Stay away from flimsy, polyester clothes and stick to high-quality garments made from wool, cashmere, cotton, linen, leather and silk (or at least a blend!). The latter kind often look better and last longer. A natural fabric doesn’t always mean a better garment but is a great way to pick out pieces in a hectic and filled thrift shop. Check the tag on the inside of the garment to see what its made of. I have found that coats with even a small blend of wool and cashmere are game-changers and keep you so much warmer. Other things to determine a garment’s quality is the stitching and lining.
Plus, it is relatively easy to find cheaper, “fast fashion” clothing at a lower price brand-new. This makes it a lot less cost effective to buy it second-hand. For example, I’ve seen $10 H&M shirts being sold for $8, alongside $8 silk shirts at the op shop. I’d rather spend the extra couple of dollars and get items like that brand new!

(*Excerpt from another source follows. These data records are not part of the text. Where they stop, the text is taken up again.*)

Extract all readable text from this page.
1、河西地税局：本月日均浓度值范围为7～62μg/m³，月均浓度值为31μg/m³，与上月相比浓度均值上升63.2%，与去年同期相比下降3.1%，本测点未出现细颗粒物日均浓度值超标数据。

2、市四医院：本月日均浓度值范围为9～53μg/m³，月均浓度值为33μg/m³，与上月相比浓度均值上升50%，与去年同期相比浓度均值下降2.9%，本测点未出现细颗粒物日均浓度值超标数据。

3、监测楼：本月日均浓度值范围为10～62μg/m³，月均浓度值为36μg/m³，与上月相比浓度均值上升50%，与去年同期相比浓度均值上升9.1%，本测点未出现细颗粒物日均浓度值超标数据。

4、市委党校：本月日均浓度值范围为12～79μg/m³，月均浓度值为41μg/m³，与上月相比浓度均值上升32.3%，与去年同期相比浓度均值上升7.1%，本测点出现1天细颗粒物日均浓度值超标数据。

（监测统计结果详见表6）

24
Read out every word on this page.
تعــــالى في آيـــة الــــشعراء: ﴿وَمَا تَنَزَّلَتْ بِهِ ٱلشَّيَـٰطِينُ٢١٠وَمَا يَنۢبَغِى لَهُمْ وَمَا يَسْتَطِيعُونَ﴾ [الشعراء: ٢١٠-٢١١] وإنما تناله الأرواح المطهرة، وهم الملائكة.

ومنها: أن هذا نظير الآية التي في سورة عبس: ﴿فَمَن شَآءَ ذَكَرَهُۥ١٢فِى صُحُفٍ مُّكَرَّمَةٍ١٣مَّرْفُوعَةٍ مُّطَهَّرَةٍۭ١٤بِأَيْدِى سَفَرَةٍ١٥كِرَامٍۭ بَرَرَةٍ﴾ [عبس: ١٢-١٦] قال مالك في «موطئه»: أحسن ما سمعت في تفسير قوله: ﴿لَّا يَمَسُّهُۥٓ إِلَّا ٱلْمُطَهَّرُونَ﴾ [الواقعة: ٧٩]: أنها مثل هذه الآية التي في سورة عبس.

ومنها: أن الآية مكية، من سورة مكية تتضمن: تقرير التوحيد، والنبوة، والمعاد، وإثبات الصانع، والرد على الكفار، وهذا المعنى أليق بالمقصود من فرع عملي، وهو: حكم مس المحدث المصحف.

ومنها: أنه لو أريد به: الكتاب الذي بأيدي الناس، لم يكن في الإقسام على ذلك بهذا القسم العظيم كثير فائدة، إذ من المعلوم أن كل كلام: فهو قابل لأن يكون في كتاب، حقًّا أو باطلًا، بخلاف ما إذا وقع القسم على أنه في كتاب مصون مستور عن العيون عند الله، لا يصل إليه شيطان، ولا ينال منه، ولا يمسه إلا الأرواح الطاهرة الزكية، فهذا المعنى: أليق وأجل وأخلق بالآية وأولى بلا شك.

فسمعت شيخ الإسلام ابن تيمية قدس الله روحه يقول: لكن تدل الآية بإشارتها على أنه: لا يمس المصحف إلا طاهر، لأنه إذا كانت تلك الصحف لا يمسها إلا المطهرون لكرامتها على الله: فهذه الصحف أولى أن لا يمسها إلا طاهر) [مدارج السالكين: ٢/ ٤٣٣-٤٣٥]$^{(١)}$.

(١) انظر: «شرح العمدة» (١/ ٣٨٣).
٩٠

There are good days and bad days
Sometimes I walk into an op shop and I notice it’s incredibly crowded, everyone’s trolleys are full and the items are totally over picked. On some days, I can’t stop finding gems in every aisle. Keep in mind that thrift shopping is very different to your regular shopping mall experience. If you can tell it’s an “off” day, just come back another time – don’t be too disheartened!
Look through everything
I find people who say “I never find anything at op shops” do this one. If you casually browse a rack, maybe looking at a thing or two and skipping sections – it’s going to be really tough finding beautiful pieces. They’re usually kinda hidden amongst everything. You really have to look at everything. Pick your rack, and look at every item, try to imagine it outside of the store, what kind of outfit you would style it with etc.
And, that’s it! Armed with these tips I hope you pick up some amazing clothing finds at the thrift shop.